Hi,
I was interested in purchasing either the UGA-2K-A or UGA-165 VGA/DVI/HDMI adapter to drive a monitor with a resolution of 1680x1050. I understand that both of these adapters would support this resolution, but was wondering if I would notice any performance increase in going with the UGA-2K-A model. (I’m guessing that the real bottleneck would be the CPU and/or USB bus, but just wanted to make sure.)
And the answer is very simple: at the same resolution, the performance will be exactly identical between the UGA-2K-A (which has a DislpayLink 195 chip in it) and the UGA-165 (which has a DisplayLink 165).
Now in contrast, the UGA-125 (which has a DisplayLink 125 chip) will have performance differences, as it has just a single decode engine (a single USB enpoint that rendering happens on).

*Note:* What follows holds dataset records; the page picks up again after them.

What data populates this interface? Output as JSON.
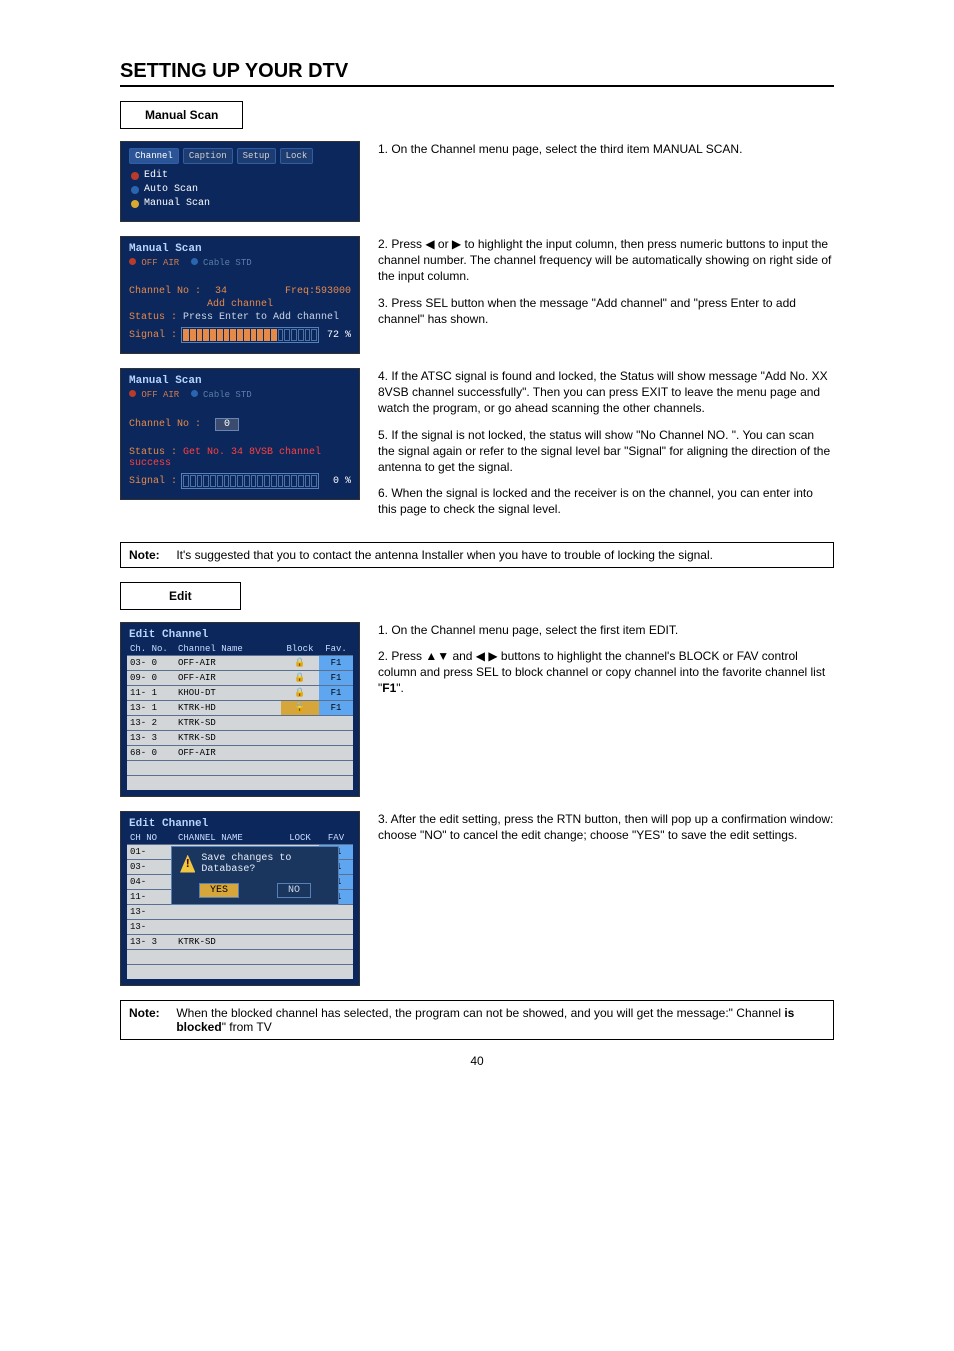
{
  "page_title": "SETTING UP YOUR DTV",
  "page_number": "40",
  "section_manual_scan_label": "Manual Scan",
  "section_edit_label": "Edit",
  "tabs": [
    "Channel",
    "Caption",
    "Setup",
    "Lock"
  ],
  "menu_items": [
    {
      "dot": "dot-red",
      "label": "Edit"
    },
    {
      "dot": "dot-blue",
      "label": "Auto Scan"
    },
    {
      "dot": "dot-yellow",
      "label": "Manual Scan"
    }
  ],
  "ms": {
    "title": "Manual Scan",
    "off_air": "OFF AIR",
    "cable_std": "Cable STD",
    "ch_label": "Channel No :",
    "ch_value": "34",
    "freq": "Freq:593000",
    "add_channel": "Add channel",
    "status_label": "Status :",
    "status_msg1": "Press Enter to Add channel",
    "signal_label": "Signal :",
    "signal_pct1": "72 %",
    "signal_on1": 14,
    "signal_total": 20,
    "ch_value2": "0",
    "status_msg2": "Get No. 34  8VSB channel success",
    "signal_pct2": "0  %",
    "signal_on2": 0
  },
  "edit_channel": {
    "title": "Edit Channel",
    "headers": [
      "Ch. No.",
      "Channel Name",
      "Block",
      "Fav."
    ],
    "headers2": [
      "CH NO",
      "CHANNEL NAME",
      "LOCK",
      "FAV"
    ],
    "rows": [
      {
        "no": "03- 0",
        "name": "OFF-AIR",
        "block": true,
        "fav": "F1"
      },
      {
        "no": "09- 0",
        "name": "OFF-AIR",
        "block": true,
        "fav": "F1"
      },
      {
        "no": "11- 1",
        "name": "KHOU-DT",
        "block": true,
        "fav": "F1"
      },
      {
        "no": "13- 1",
        "name": "KTRK-HD",
        "block": true,
        "block_sel": true,
        "fav": "F1"
      },
      {
        "no": "13- 2",
        "name": "KTRK-SD",
        "block": false,
        "fav": ""
      },
      {
        "no": "13- 3",
        "name": "KTRK-SD",
        "block": false,
        "fav": ""
      },
      {
        "no": "68- 0",
        "name": "OFF-AIR",
        "block": false,
        "fav": ""
      }
    ],
    "rows2_no": [
      "01-",
      "03-",
      "04-",
      "11-",
      "13-",
      "13-",
      "13- 3"
    ],
    "rows2_name_last": "KTRK-SD",
    "rows2_fav": [
      "F1",
      "F1",
      "F1",
      "F1",
      "",
      "",
      ""
    ],
    "dialog_text": "Save changes to Database?",
    "dialog_yes": "YES",
    "dialog_no": "NO"
  },
  "instr": {
    "ms1_1": "1. On the Channel menu page, select the third item MANUAL SCAN.",
    "ms2_1": "2. Press ◀ or ▶ to highlight the input column, then press numeric buttons to input the channel number. The channel frequency will be automatically showing on right side of the input column.",
    "ms2_2": "3. Press SEL button when the message \"Add channel\" and \"press Enter to add channel\" has shown.",
    "ms3_1": "4. If the ATSC signal is found and locked, the Status will show message \"Add No. XX 8VSB channel successfully\". Then you can press EXIT to leave the menu page and watch the program, or go ahead scanning the other channels.",
    "ms3_2": "5. If the signal is not locked, the status will show \"No Channel NO. \". You can scan the signal again or refer to the signal level bar \"Signal\" for aligning the direction of the antenna to get the signal.",
    "ms3_3": "6. When the signal is locked and the receiver is on the channel, you can enter into this page to check the signal level.",
    "ed1_1": "1. On the Channel menu page, select the first item EDIT.",
    "ed1_2_pre": "2. Press ▲▼ and ◀ ▶ buttons to highlight the channel's BLOCK or FAV control column and press SEL to block channel or copy channel into the favorite channel list \"",
    "ed1_2_bold": "F1",
    "ed1_2_post": "\".",
    "ed2_1": "3. After the edit setting, press the RTN button, then will pop up a confirmation window: choose \"NO\" to cancel the edit change; choose \"YES\" to save the edit settings."
  },
  "note1_label": "Note:",
  "note1_text": "It's suggested that you to contact the antenna Installer when you have to trouble of locking the signal.",
  "note2_label": "Note:",
  "note2_pre": "When the blocked channel has selected, the program can not be showed, and you will get the message:\" Channel ",
  "note2_bold": "is blocked",
  "note2_post": "\" from TV"
}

Outside of which DisplayLink chip and driver version used, it’s actually hard for an adapter to have any significant effect on performance any direction.

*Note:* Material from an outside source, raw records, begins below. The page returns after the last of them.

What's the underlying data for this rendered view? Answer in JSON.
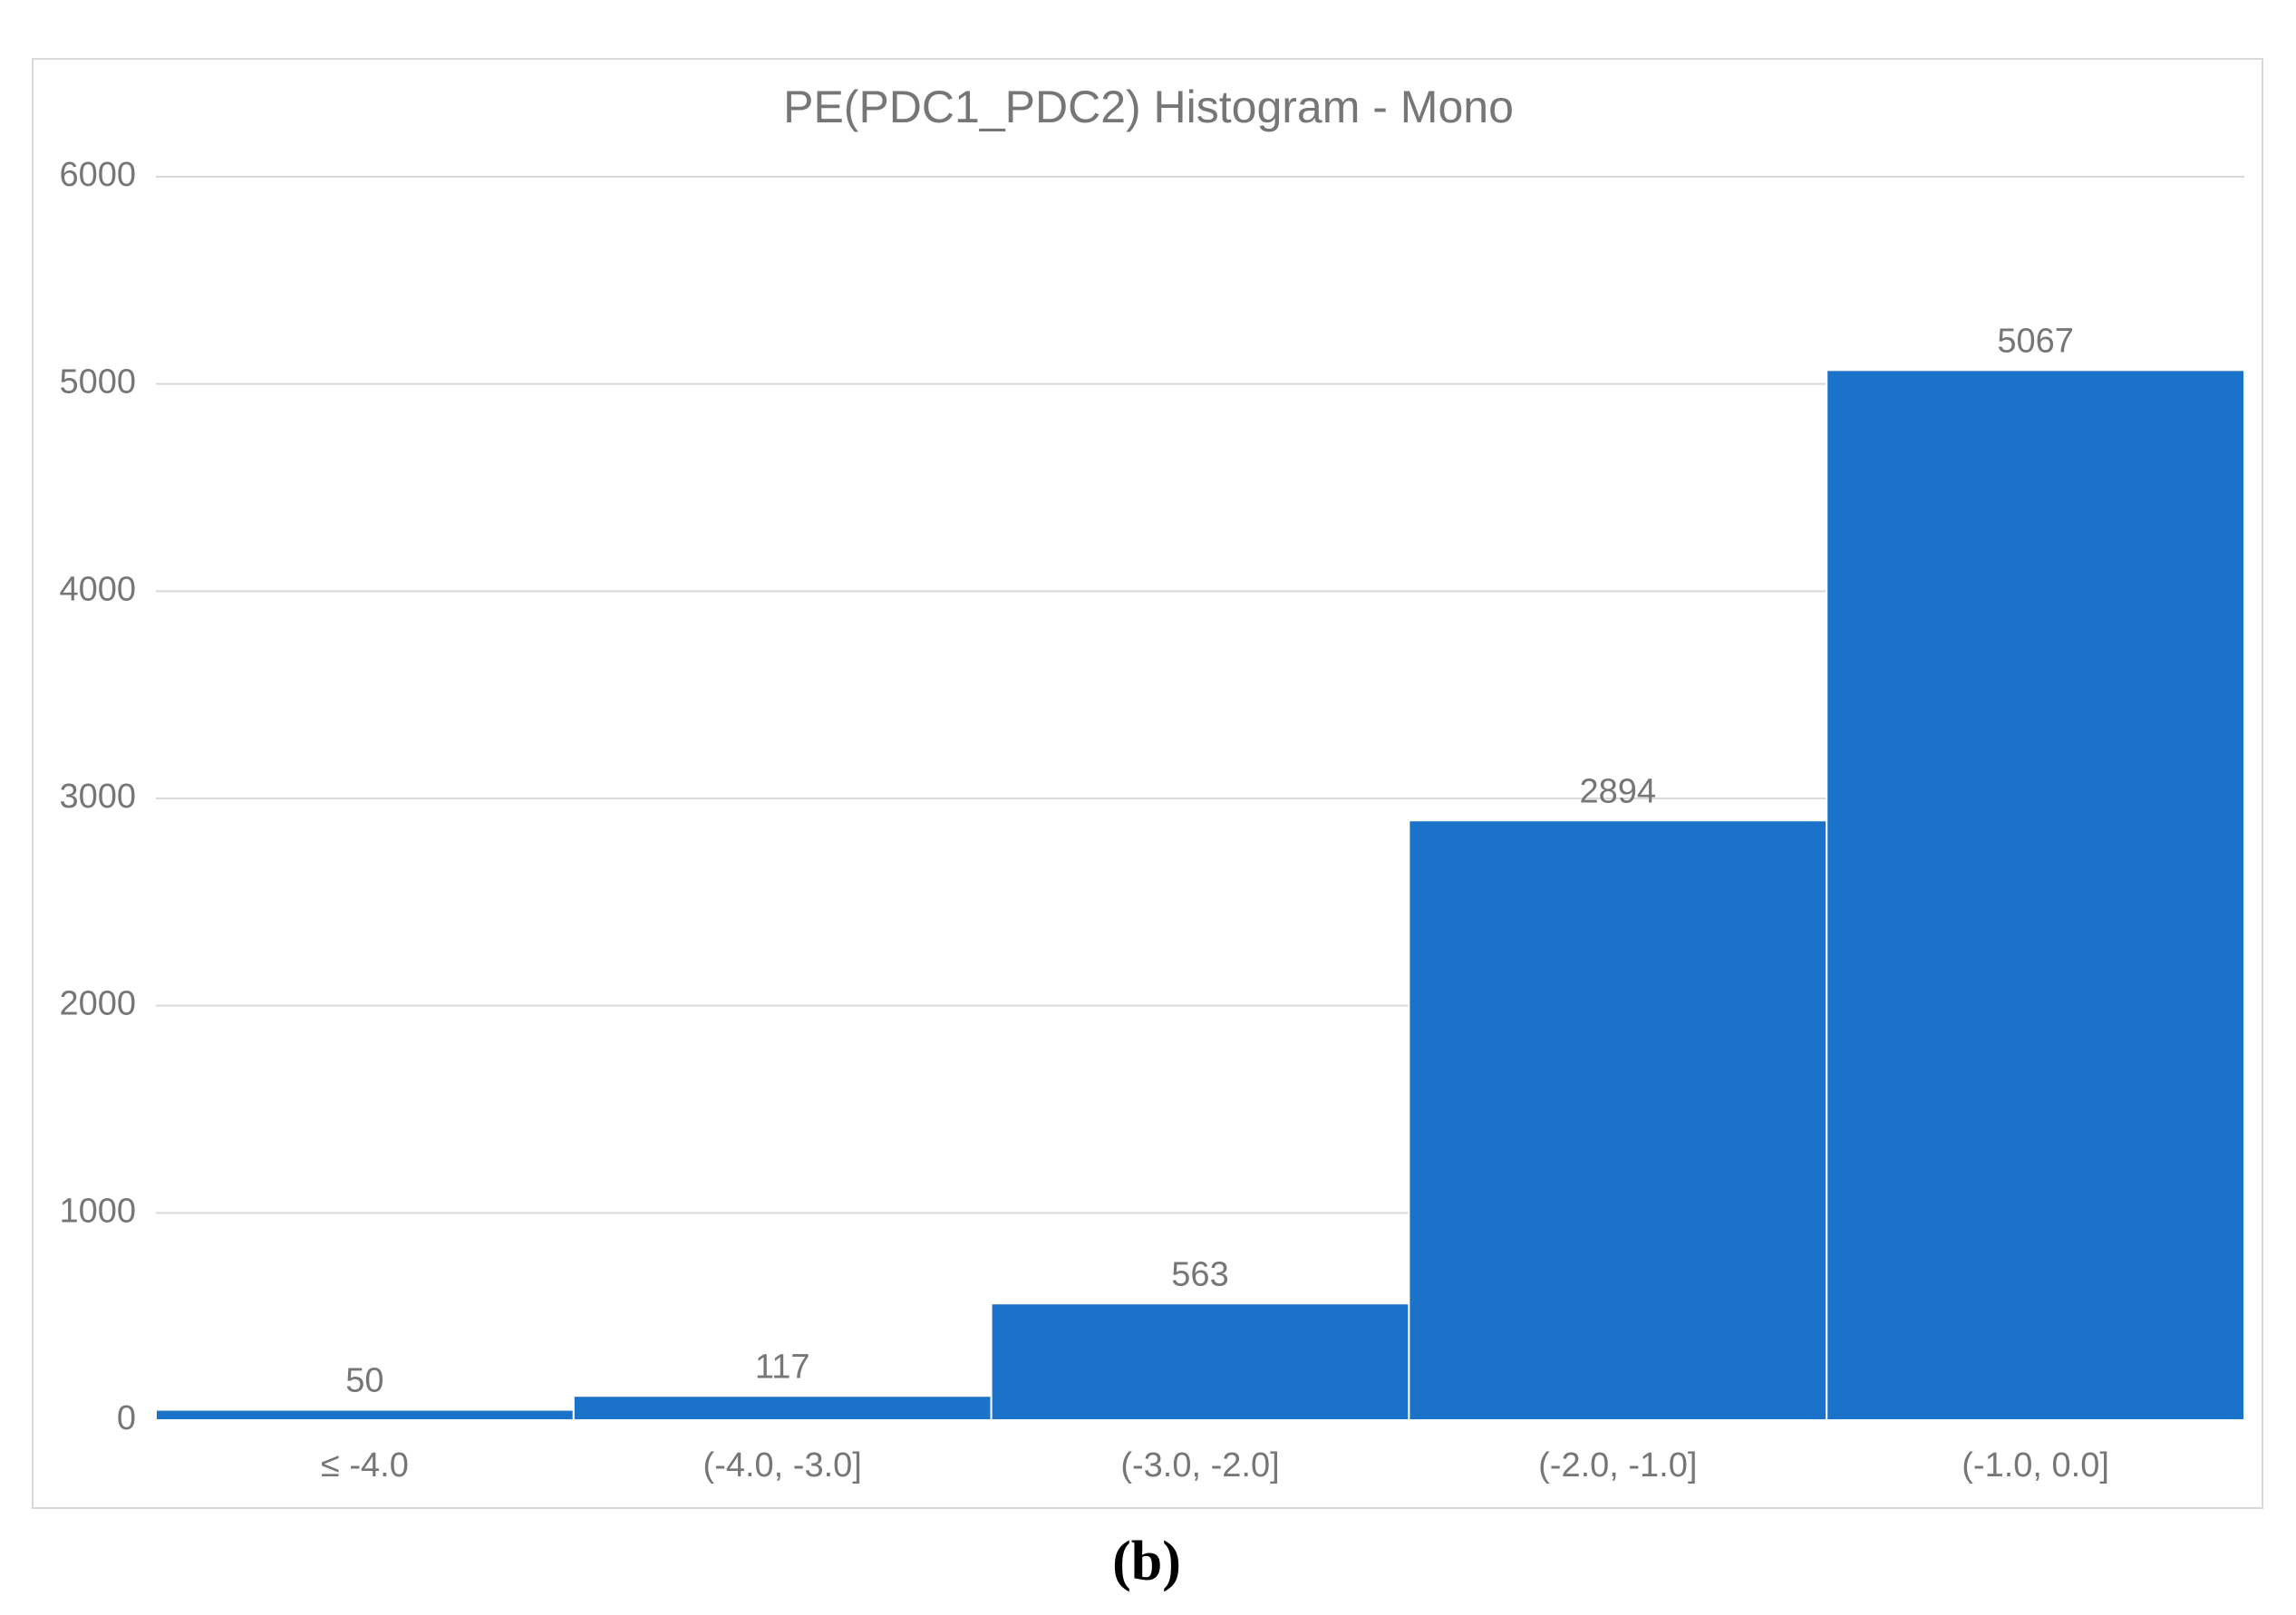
{
  "chart_data": {
    "type": "bar",
    "title": "PE(PDC1_PDC2) Histogram - Mono",
    "categories": [
      "≤ -4.0",
      "(-4.0, -3.0]",
      "(-3.0, -2.0]",
      "(-2.0, -1.0]",
      "(-1.0, 0.0]"
    ],
    "values": [
      50,
      117,
      563,
      2894,
      5067
    ],
    "color": "#1b72c9",
    "ylim": [
      0,
      6000
    ],
    "yticks": [
      0,
      1000,
      2000,
      3000,
      4000,
      5000,
      6000
    ],
    "grid": true
  },
  "caption": "(b)"
}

As a user, the biggest effect you can have on performance is running at the lowest resolution that still looks great on your monitor (or, similarly, pick a monitor that’s physically large with less pixel resolution). Fewer pixels will mean less demand on the 480Mbps USB 2.0 bus.
So sometimes the UGA-125 actually has higher perceived performance, just because it has a lower max mode, and therefore has less pixels it has to compress with the CPU and move over USB.
Again, thanks for the question! Hope that explains the differences.